Ванька слышит и то, как где-то поблизости пересвистывая щелкает перепёлка. После своеобразного ее мурлыканья, громко раздавалось ее: «Подь-полоть! Подь-полоть!»

– Шабёр! Нет ли у тебя кваску попить, вода в Шешколе теплая, жажду не утолишь, захваченная из дома согрелась! – с просьбой обратился Иван, распаленный пашней.

– Есть! – услужливо отозвался Василий, вот на телеге бочонок с холодным квасом, иди, пей!

Иван с жадностью припал к поднятому над головой бочонку, с урканьем глотал ядреный квас. Его выпуклый кадык на тощей шее то поднимался, то опускался, в такт глотанию. Напившись, Иван рукавом вытер намокшие от кваса усы, ладонью осушил свою жиденькую бороду.

– Вот бают, до святой Миколы не сей гречки, не стриги овечки – холода будут, а вон какая теплынь, благодать стоит! Дни ясные, тёплые, как тут не сеять! – посевы сразу в рост пойдут, – со знанием дела крестьянина-землепашца, высказался Иван.

– Да нечего баить, времечко стоит как по заказу, – в тон ему согласился Василий.

День был уже на исходе. Савельевы и Федотовы вспахали и посеяли по два загона: по загону проса и по загону гречихи. На завтра осталось у них, еще по загону.
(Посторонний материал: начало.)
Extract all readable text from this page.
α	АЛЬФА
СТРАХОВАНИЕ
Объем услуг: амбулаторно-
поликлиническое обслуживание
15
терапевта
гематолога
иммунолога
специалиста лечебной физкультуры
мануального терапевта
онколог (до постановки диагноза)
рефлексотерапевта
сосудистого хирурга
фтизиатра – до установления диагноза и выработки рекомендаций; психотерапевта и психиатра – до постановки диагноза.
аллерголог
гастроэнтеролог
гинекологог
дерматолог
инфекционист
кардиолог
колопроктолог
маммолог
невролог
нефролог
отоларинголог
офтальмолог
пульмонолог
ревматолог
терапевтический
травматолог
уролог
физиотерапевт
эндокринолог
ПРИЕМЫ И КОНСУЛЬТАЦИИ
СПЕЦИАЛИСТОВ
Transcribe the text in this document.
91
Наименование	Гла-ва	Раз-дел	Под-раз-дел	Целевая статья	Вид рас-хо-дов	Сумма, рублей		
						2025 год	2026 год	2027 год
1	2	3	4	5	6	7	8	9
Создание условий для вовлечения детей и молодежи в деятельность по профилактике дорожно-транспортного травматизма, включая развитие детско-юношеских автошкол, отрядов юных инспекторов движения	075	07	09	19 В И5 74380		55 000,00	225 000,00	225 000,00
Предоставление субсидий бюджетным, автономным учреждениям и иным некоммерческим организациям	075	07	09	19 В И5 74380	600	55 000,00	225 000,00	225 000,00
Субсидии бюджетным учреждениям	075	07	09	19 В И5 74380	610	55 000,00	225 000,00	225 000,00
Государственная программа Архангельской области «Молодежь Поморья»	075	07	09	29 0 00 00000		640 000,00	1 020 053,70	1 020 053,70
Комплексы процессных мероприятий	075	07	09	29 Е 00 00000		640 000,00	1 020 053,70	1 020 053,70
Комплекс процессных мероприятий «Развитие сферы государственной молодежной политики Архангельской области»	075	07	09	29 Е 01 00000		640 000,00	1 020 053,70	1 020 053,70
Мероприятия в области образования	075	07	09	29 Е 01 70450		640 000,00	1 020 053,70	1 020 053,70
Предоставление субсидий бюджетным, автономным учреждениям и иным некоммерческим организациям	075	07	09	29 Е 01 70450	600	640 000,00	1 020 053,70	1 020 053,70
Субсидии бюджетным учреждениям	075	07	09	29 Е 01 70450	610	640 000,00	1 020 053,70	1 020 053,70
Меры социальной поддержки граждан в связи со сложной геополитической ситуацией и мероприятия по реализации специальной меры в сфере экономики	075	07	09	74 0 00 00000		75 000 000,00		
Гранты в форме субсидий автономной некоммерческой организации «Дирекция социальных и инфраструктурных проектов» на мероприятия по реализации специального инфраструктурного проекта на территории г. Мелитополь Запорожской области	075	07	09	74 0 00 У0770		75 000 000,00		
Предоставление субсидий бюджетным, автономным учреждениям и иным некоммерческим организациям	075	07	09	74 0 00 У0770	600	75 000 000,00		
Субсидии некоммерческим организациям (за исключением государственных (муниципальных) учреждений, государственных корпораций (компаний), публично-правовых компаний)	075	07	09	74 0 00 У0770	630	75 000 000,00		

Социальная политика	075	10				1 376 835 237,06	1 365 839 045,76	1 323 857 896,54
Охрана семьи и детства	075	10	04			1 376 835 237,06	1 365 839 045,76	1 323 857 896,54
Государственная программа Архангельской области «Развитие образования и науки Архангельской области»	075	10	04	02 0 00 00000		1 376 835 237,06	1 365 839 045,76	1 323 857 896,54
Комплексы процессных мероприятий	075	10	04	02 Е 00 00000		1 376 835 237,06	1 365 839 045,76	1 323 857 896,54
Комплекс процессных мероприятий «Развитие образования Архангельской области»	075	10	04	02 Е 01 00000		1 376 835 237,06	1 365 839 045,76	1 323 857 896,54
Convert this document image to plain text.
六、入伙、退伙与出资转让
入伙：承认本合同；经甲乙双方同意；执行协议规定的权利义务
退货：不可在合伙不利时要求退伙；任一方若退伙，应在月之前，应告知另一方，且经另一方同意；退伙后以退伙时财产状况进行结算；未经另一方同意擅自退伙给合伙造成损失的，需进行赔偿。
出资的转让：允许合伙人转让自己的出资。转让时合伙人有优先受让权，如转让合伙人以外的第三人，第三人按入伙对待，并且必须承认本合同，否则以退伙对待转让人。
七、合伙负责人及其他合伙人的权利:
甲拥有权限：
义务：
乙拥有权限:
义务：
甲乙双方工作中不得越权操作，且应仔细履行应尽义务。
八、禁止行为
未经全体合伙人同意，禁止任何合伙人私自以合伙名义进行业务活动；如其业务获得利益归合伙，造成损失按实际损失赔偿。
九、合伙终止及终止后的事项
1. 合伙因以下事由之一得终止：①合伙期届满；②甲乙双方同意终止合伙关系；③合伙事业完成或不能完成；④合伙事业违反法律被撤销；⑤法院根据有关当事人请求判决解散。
К ним подъехал с плугом бороной и семенами в телеге, тоже сеять, Митька Кочеврягин.

– Вы где ночевать-то усигноваться хотите? – спросил он Василия и Ивана.

– В суходол «Ореховы штаны» собираемся, а ты?

– А я было хотел в «Медвежий дол» поехать.

– Нет, мы в Ореховы, там травища по колено, и вязы с кленами развесисты, а под деревьями ночевать-то спокой! – в добавок высказался Иван.

– Ну и мы с Колькой туда поедем, – согласился Митька.

Между тем, день совсем склонился к вечеру. Вечером, солнышко, натрудившись за день, приготовилось закатиться за отдалённым лесом. Не успели пахари по последнему обещанному кругу объехать загоны, как солнышко устало плюхнулось там где-то вдали, за рубчатый край лесного массива. Мужики хлопотали около лошадей, а ребята принялись за варку ужина. Набрав под вязами дров, Ванька развел костёр, около его поставив чугунок с водой. Вскоре в чугунке заклокотало, пенисто забурлила вода. Кипень перещёбалтывала пшено и картошку, гоняя со дна наверх кусочки нарезанной свинины. Совсем стемнело, когда уставшие, натруженные за день пахари уселись около костра ужинать. На юго-восточном краю неба несмело засветились звёзды, сначала, которые покрупнее, а потом и мелкота. Молодой, яркий месяц молодцевато одиноко прогуливался по юго-западному небу. Перед ним, как бы стыдясь его яркого света, звезды-мелочь померкли, а крупные же, выдержав яркость света от месяца, остались на месте.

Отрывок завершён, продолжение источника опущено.